A relic of Ballina history has been spectacularly resurrected from the River Moy thanks to the local Ballina Community Clean-Up Group.
The voluntary organisation, which has been co-ordinating and carrying out local enhancements and tidy-ups ever since it was founded by local Cllr Mark Duffy over a year ago, undertook a very special mission over the weekend.
Volunteers successfully retrieved one of the original gates of the historic gate lodge at Belleek Castle from the river bed where it had been languishing in silt since the 1960s.
The gates were crafted from native oak that was most likely felled and planed by carpenters on the Belleek Demesne to hang on the Gothic gate lodge which was constructed at the entrance of Belleek in 1875.

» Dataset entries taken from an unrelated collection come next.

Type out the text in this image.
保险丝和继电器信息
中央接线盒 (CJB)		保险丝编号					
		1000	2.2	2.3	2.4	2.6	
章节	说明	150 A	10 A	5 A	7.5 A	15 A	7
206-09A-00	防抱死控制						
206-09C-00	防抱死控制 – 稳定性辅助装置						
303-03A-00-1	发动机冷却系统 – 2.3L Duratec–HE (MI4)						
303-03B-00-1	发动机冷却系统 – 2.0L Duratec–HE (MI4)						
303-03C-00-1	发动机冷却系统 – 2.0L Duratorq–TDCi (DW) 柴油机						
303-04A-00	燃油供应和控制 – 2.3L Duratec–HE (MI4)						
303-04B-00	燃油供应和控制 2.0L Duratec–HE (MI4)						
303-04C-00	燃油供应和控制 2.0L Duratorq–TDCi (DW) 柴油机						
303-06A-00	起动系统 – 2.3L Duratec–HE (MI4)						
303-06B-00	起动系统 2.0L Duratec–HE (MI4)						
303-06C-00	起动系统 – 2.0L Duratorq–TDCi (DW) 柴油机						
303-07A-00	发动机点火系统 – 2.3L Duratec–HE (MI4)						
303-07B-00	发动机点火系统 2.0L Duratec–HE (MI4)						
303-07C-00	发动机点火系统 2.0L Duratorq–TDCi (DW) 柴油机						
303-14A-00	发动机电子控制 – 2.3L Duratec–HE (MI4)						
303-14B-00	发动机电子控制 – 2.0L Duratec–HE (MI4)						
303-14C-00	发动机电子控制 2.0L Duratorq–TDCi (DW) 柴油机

The gate lodge housed the Convey and later Burke family who worked as porters for the Knox-Gores, opening and closing the gates as visitors and traffic passed through.

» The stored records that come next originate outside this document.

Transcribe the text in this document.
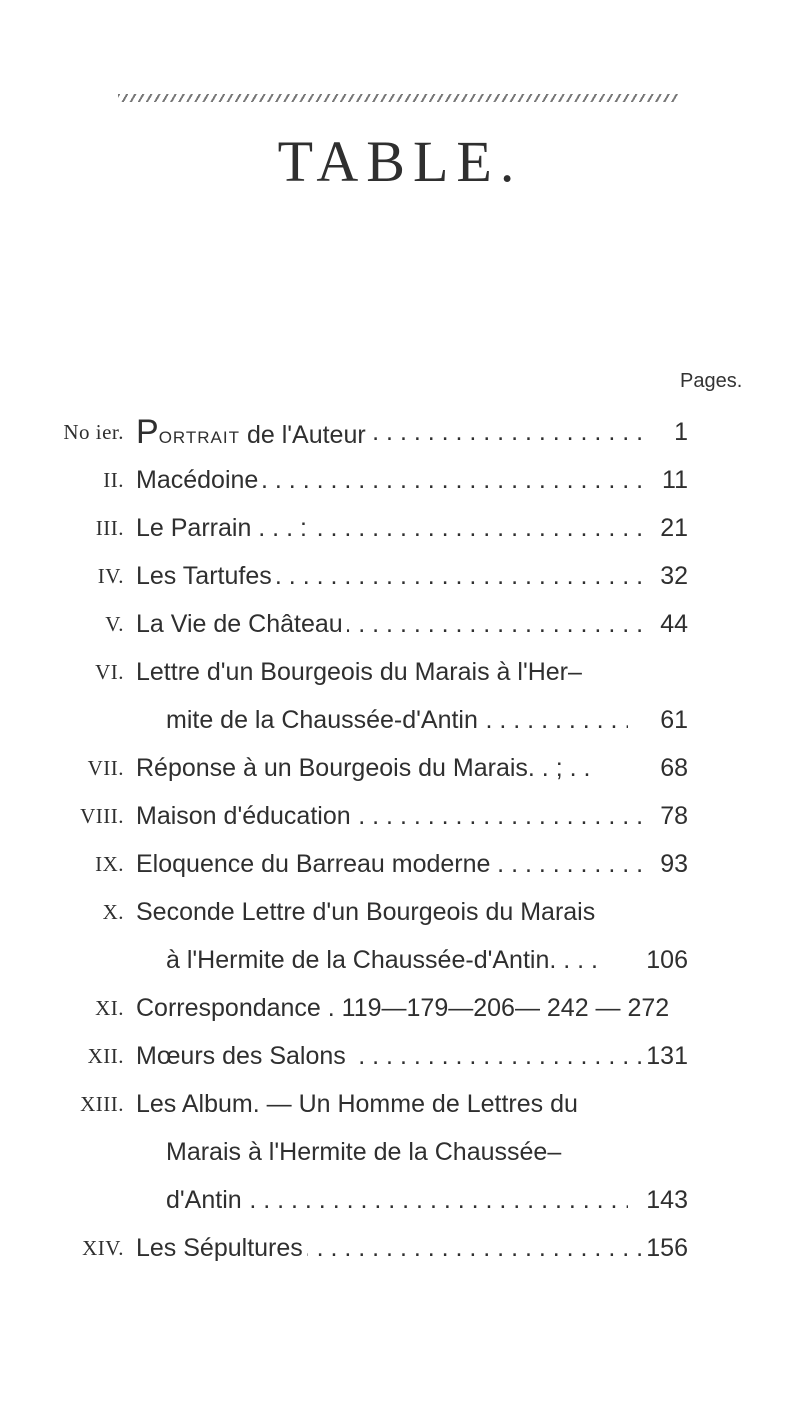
TABLE.
Pages.
No ier. PORTRAIT de l'Auteur . . .	1
II. Macédoine . . .	11
III. Le Parrain . . . : . . .	21
IV. Les Tartufes . . .	32
V. La Vie de Château . . .	44
VI. Lettre d'un Bourgeois du Marais à l'Her–
mite de la Chaussée-d'Antin . . .	61
VII. Réponse à un Bourgeois du Marais. . ; . .	68
VIII. Maison d'éducation . . .	78
IX. Eloquence du Barreau moderne . . .	93
X. Seconde Lettre d'un Bourgeois du Marais
à l'Hermite de la Chaussée-d'Antin. . . .	106
XI. Correspondance . 119—179—206— 242 — 272
XII. Mœurs des Salons . . .	131
XIII. Les Album. — Un Homme de Lettres du
Marais à l'Hermite de la Chaussée–
d'Antin . . .	143
XIV. Les Sépultures . . .	156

The lodge was abandoned in 1957 and the gates were subsequently taken down and thrown to one side until Castle Road residents re-appropriated them as a boardwalk for a jetty they were constructing on the River Moy near Bachelors Walk.

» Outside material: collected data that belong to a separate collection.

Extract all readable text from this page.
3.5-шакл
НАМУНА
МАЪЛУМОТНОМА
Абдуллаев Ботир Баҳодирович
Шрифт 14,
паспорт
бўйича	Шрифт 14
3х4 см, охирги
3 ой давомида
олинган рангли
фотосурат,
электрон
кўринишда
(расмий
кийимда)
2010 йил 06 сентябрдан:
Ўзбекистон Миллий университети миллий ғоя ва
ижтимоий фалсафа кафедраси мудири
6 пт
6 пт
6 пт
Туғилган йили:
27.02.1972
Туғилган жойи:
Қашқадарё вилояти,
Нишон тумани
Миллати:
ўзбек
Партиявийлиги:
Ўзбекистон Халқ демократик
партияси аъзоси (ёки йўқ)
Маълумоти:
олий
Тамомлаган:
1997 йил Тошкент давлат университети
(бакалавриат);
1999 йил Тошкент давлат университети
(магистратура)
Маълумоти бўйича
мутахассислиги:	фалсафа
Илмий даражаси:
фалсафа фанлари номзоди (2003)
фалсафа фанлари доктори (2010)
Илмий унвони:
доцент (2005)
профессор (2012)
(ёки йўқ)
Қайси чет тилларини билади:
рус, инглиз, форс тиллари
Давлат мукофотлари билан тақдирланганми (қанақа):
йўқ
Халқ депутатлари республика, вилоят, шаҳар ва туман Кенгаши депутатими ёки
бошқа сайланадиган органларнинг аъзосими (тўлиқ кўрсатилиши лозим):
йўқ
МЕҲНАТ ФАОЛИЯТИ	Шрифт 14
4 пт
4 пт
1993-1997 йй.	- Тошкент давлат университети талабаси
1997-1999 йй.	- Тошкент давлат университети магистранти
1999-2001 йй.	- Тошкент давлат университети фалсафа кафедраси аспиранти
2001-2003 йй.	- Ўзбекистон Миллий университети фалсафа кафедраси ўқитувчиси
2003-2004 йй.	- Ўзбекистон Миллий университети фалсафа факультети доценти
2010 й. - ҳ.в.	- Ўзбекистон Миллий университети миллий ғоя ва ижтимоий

The gates were supported by stone-filled steel barrels but broke loose during a season of high water and storms during the 1960s.
Local man Paul Carrabine is one of a few local people that knew of the existence of the gates and was thrilled to discover them about seven years ago while diving in the river with the local River Moy Search and Rescue Group.
He has a huge personal interest in heritage and is eager to see Ballina’s incredible status as a heritage town that supported countless traditional Irish trades and industries better recognised.
Paul approached the Ballina Community Clean-Up group earlier this year with a proposal to retrieve the gates, knowing that the organisation has the passion, knowledge and skill to carry out the delicate operation.
The first of the two gates was successfully retrieved from the river at the weekend. It is hoped to pursue the second one in the coming weeks while the search continues for a third part of the gates which seems to have disappeared without trace.
It is hoped that the gates can ultimately be fully restored and displayed publicly in Ballina for all to enjoy.